Nun könnte man sich ruhig zurücklehnen, hat die Gerechtigkeit doch noch gesiegt. Aber einige Anmerkungen seien erlaubt:
Wie muss die Geisteswelt von Jan Böhmermann beschaffen sein, wenn er sich auch noch nach diesen unglaublichen Verbalinjurien im Recht sieht und bis zum höchsten deutschen Gericht zieht? Übrigens: Wer bezahlt das? Doch wohl nicht der Sender!?
Und welche Konsequenzen zieht das ZDF, war das Urteil doch auch eine schallende Ohrfeige für den Sender, der Böhmermann das Podium für seine Entgleisungen gegeben hatte? Wie reagiert es in Bezug auf die Verantwortlichen, die seinerzeit Böhmermann das „Gedicht“ vortragen ließen, und wie geht es mit Böhmermann um, der sich auch persönlich diskreditiert hat?
An dieser Stelle sei an Renate Künast erinnert, die auch erst das Bundesverfassungsgericht anrufen musste, bevor sie in einem vergleichbaren Fall Recht bekam.

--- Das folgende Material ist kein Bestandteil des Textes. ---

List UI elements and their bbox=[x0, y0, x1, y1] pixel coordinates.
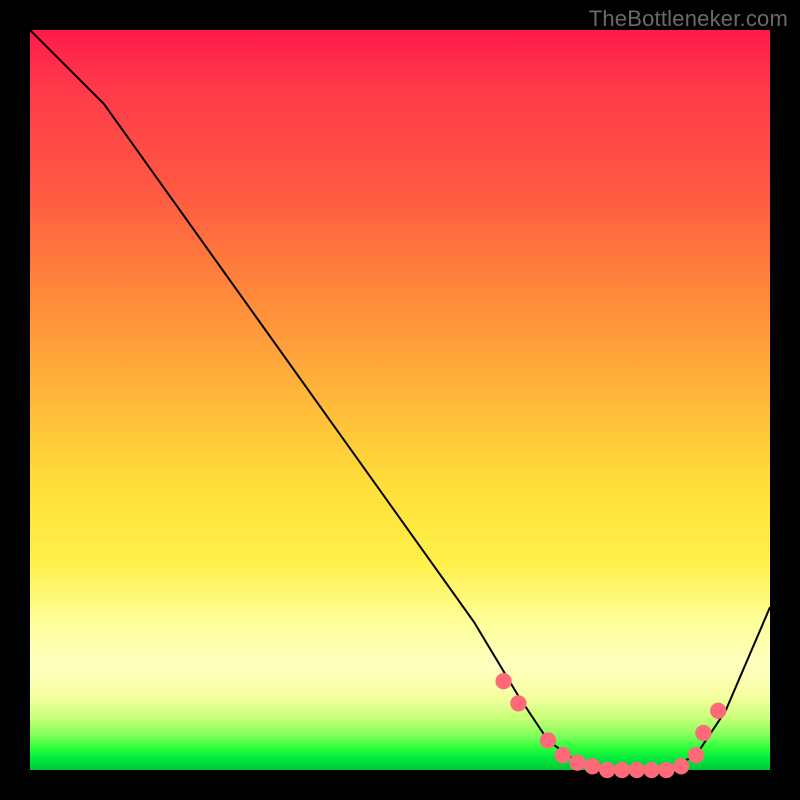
marker-dot bbox=[688, 747, 704, 763]
curve-path bbox=[30, 30, 770, 770]
marker-dot bbox=[673, 758, 689, 774]
chart-frame: TheBottleneker.com bbox=[0, 0, 800, 800]
marker-dot bbox=[614, 762, 630, 778]
watermark-text: TheBottleneker.com bbox=[589, 6, 788, 32]
chart-svg bbox=[30, 30, 770, 770]
marker-dot bbox=[584, 758, 600, 774]
marker-dot bbox=[629, 762, 645, 778]
marker-dot bbox=[510, 695, 526, 711]
marker-dot bbox=[540, 732, 556, 748]
plot-area bbox=[30, 30, 770, 770]
markers-layer bbox=[495, 673, 726, 778]
curve-layer bbox=[30, 30, 770, 770]
marker-dot bbox=[658, 762, 674, 778]
marker-dot bbox=[569, 754, 585, 770]
marker-dot bbox=[555, 747, 571, 763]
marker-dot bbox=[695, 725, 711, 741]
marker-dot bbox=[643, 762, 659, 778]
marker-dot bbox=[710, 703, 726, 719]
marker-dot bbox=[495, 673, 511, 689]
marker-dot bbox=[599, 762, 615, 778]
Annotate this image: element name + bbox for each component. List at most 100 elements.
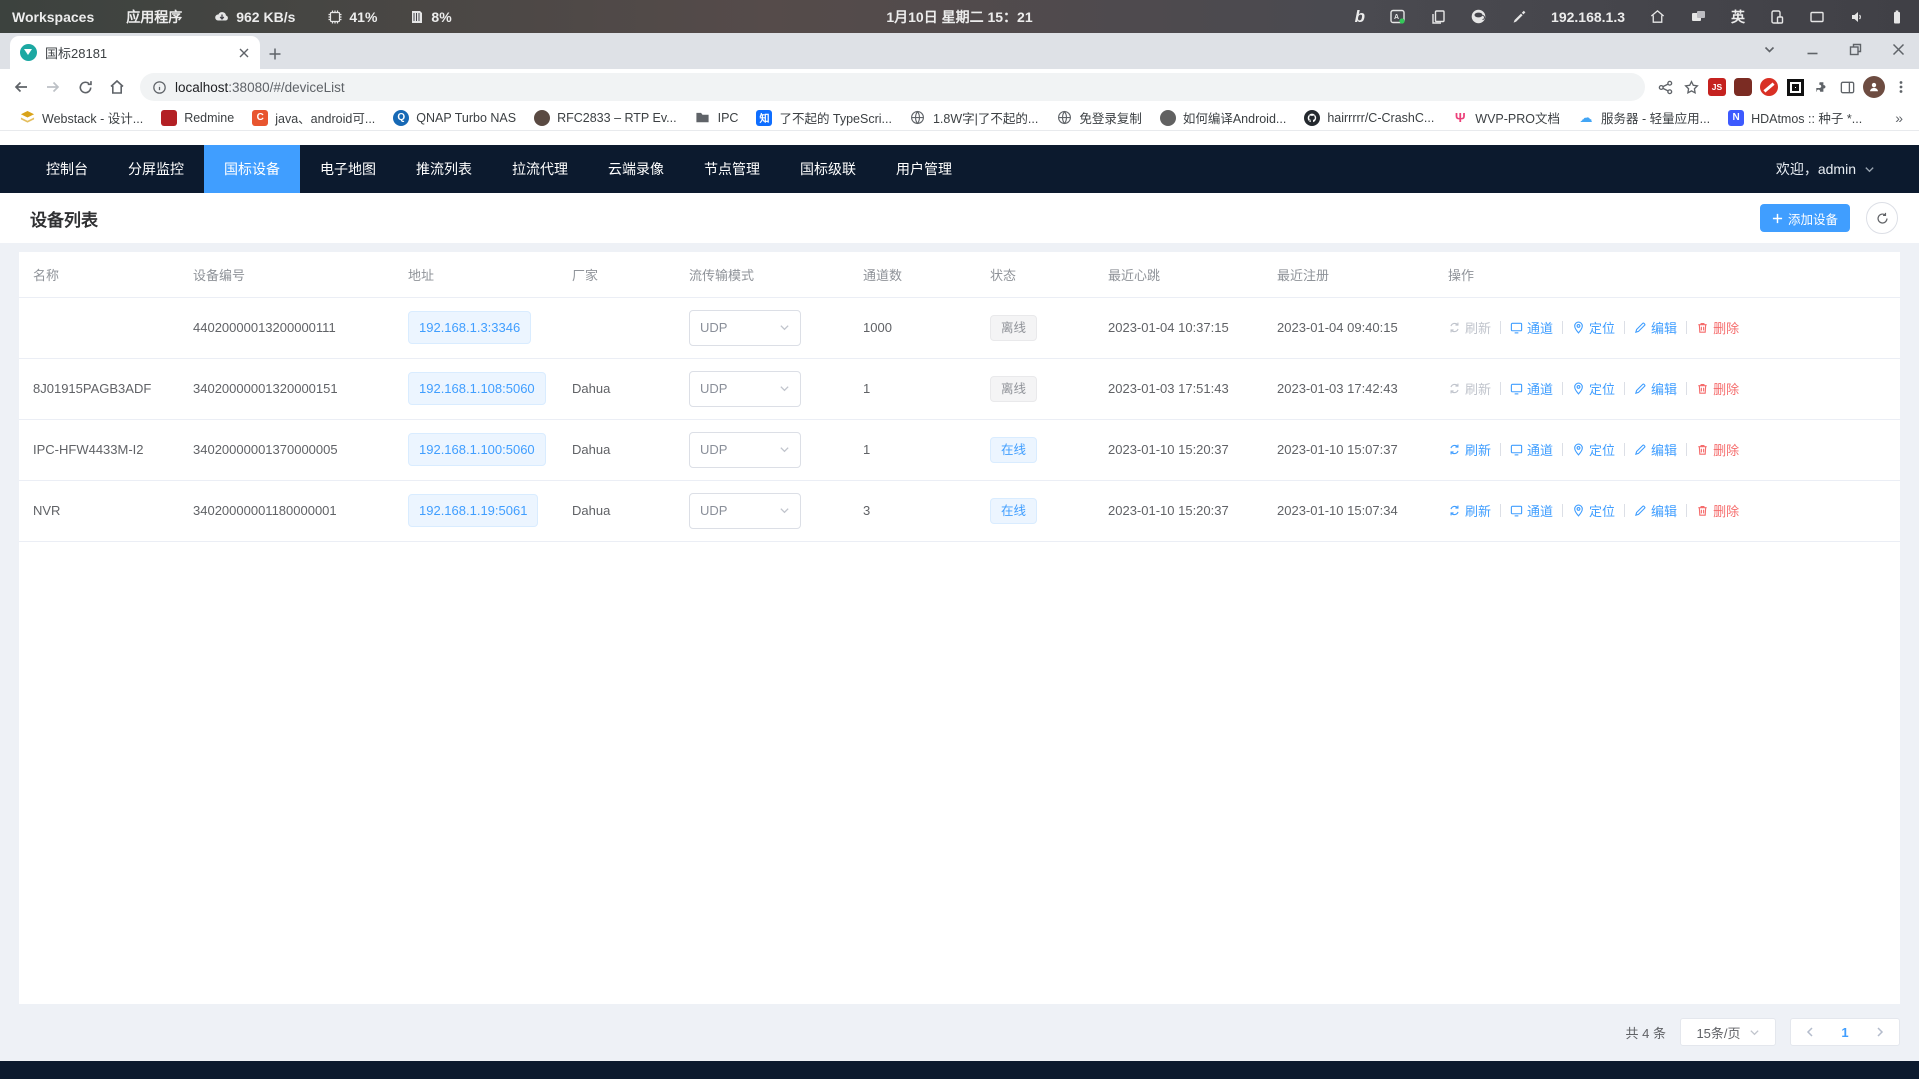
delete-action[interactable]: 删除 [1696,318,1739,337]
share-icon[interactable] [1655,77,1675,97]
home-tray-icon[interactable] [1649,8,1666,25]
bookmark-article[interactable]: 1.8W字|了不起的... [901,108,1047,127]
display-tray-icon[interactable] [1809,9,1825,25]
refresh-action[interactable]: 刷新 [1448,379,1491,398]
refresh-action[interactable]: 刷新 [1448,318,1491,337]
nav-item-gb-cascade[interactable]: 国标级联 [780,145,876,193]
bookmark-qnap[interactable]: QQNAP Turbo NAS [384,110,525,126]
browser-tab[interactable]: 国标28181 [10,36,260,69]
ip-address-indicator[interactable]: 192.168.1.3 [1551,9,1625,25]
bookmark-hdatmos[interactable]: NHDAtmos :: 种子 *... [1719,108,1871,127]
blocker-extension-icon[interactable] [1759,77,1779,97]
profile-avatar[interactable] [1863,76,1885,98]
window-close-button[interactable] [1892,43,1905,56]
browser-menu-icon[interactable] [1891,77,1911,97]
locate-action[interactable]: 定位 [1572,379,1615,398]
workspace-switcher-icon[interactable] [1690,8,1707,25]
refresh-list-button[interactable] [1866,202,1898,234]
cpu-usage-indicator[interactable]: 41% [327,9,377,25]
edit-action[interactable]: 编辑 [1634,440,1677,459]
forward-button[interactable] [40,74,66,100]
back-button[interactable] [8,74,34,100]
bookmark-android-build[interactable]: 如何编译Android... [1151,108,1296,127]
locate-action[interactable]: 定位 [1572,501,1615,520]
delete-action[interactable]: 删除 [1696,379,1739,398]
nav-item-push-streams[interactable]: 推流列表 [396,145,492,193]
battery-icon[interactable] [1889,9,1905,25]
nav-item-split-monitor[interactable]: 分屏监控 [108,145,204,193]
site-info-icon[interactable] [152,80,167,95]
nav-item-gb-devices[interactable]: 国标设备 [204,145,300,193]
user-menu[interactable]: 欢迎，admin [1776,159,1875,179]
clock-menu[interactable]: 1月10日 星期二 15：21 [886,7,1032,27]
window-minimize-button[interactable] [1806,43,1819,56]
channel-action[interactable]: 通道 [1510,501,1553,520]
bookmarks-overflow-chevron[interactable]: » [1889,110,1909,126]
nav-item-dashboard[interactable]: 控制台 [26,145,108,193]
bookmark-typescript[interactable]: 知了不起的 TypeScri... [747,108,901,127]
stream-mode-select[interactable]: UDP [689,432,801,468]
color-picker-tray-icon[interactable] [1511,9,1527,25]
edit-action[interactable]: 编辑 [1634,379,1677,398]
nav-item-pull-proxy[interactable]: 拉流代理 [492,145,588,193]
edit-action[interactable]: 编辑 [1634,318,1677,337]
stream-mode-select[interactable]: UDP [689,310,801,346]
stream-mode-select[interactable]: UDP [689,493,801,529]
phone-link-icon[interactable] [1769,9,1785,25]
js-extension-icon[interactable]: JS [1707,77,1727,97]
bookmark-folder-ipc[interactable]: IPC [686,110,748,126]
workspaces-button[interactable]: Workspaces [12,9,94,25]
redmine-icon [161,110,177,126]
nav-item-map[interactable]: 电子地图 [300,145,396,193]
nav-item-user-manage[interactable]: 用户管理 [876,145,972,193]
bookmark-cloud-server[interactable]: ☁服务器 - 轻量应用... [1569,108,1719,127]
reload-button[interactable] [72,74,98,100]
extensions-puzzle-icon[interactable] [1811,77,1831,97]
home-button[interactable] [104,74,130,100]
bookmark-star-icon[interactable] [1681,77,1701,97]
network-speed-indicator[interactable]: 962 KB/s [214,9,295,25]
bookmark-github[interactable]: hairrrrr/C-CrashC... [1295,110,1443,126]
tab-search-chevron-icon[interactable] [1763,43,1776,56]
new-tab-button[interactable] [268,47,282,61]
bookmark-wvp-docs[interactable]: ΨWVP-PRO文档 [1443,108,1569,127]
screenshot-tray-icon[interactable]: A [1389,8,1406,25]
refresh-action[interactable]: 刷新 [1448,440,1491,459]
bookmark-java-android[interactable]: Cjava、android可... [243,108,384,127]
stream-mode-select[interactable]: UDP [689,371,801,407]
edit-action[interactable]: 编辑 [1634,501,1677,520]
caffeine-tray-icon[interactable] [1470,8,1487,25]
memory-usage-indicator[interactable]: 8% [409,9,451,25]
prev-page-button[interactable] [1804,1026,1816,1038]
extension-icon[interactable] [1733,77,1753,97]
bing-tray-icon[interactable]: b [1355,7,1365,27]
delete-action[interactable]: 删除 [1696,440,1739,459]
volume-icon[interactable] [1849,9,1865,25]
clipboard-tray-icon[interactable] [1430,9,1446,25]
bookmark-webstack[interactable]: Webstack - 设计... [10,108,152,127]
locate-action[interactable]: 定位 [1572,440,1615,459]
bookmark-copy-free[interactable]: 免登录复制 [1047,108,1151,127]
page-size-select[interactable]: 15条/页 [1680,1018,1776,1046]
bookmark-redmine[interactable]: Redmine [152,110,243,126]
next-page-button[interactable] [1874,1026,1886,1038]
add-device-button[interactable]: 添加设备 [1760,204,1850,232]
locate-action[interactable]: 定位 [1572,318,1615,337]
refresh-action[interactable]: 刷新 [1448,501,1491,520]
nav-item-cloud-record[interactable]: 云端录像 [588,145,684,193]
delete-action[interactable]: 删除 [1696,501,1739,520]
channel-action[interactable]: 通道 [1510,379,1553,398]
cell-name: 8J01915PAGB3ADF [19,358,179,419]
address-bar[interactable]: localhost:38080/#/deviceList [140,73,1645,101]
current-page-button[interactable]: 1 [1841,1025,1848,1040]
qr-extension-icon[interactable] [1785,77,1805,97]
window-restore-button[interactable] [1849,43,1862,56]
channel-action[interactable]: 通道 [1510,440,1553,459]
input-method-indicator[interactable]: 英 [1731,7,1745,27]
bookmark-rfc2833[interactable]: RFC2833 – RTP Ev... [525,110,686,126]
side-panel-icon[interactable] [1837,77,1857,97]
tab-close-icon[interactable] [238,47,250,59]
nav-item-node-manage[interactable]: 节点管理 [684,145,780,193]
channel-action[interactable]: 通道 [1510,318,1553,337]
applications-menu[interactable]: 应用程序 [126,7,182,27]
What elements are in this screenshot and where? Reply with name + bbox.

Sie war im Internet aufs Schlimmste – auch sexuell - beleidigt worden, musste aber nach einem Urteil des Kammergerichts Berlin vieles davon hinnehmen, da es von der Meinungsäußerungsfreiheit gedeckt sei. Auch hier entschied kürzlich das BVerfG im Sinne der Klägerin. Die Potsdamer Demokraten hatten am 19. 9. 2019 hier an dieser Stelle darüber berichtet
Bleibt zu hoffen, dass sich die nachgeordneten Gerichte die richtungsweisenden Vorgaben des BVerfG zu eigen machen und mehr zum Schutze der Persönlichkeitsrechte Betroffener tätig werden. Und das auch im Interesse des Internets, das nicht zu einer Hass-Schleuder verkommen darf.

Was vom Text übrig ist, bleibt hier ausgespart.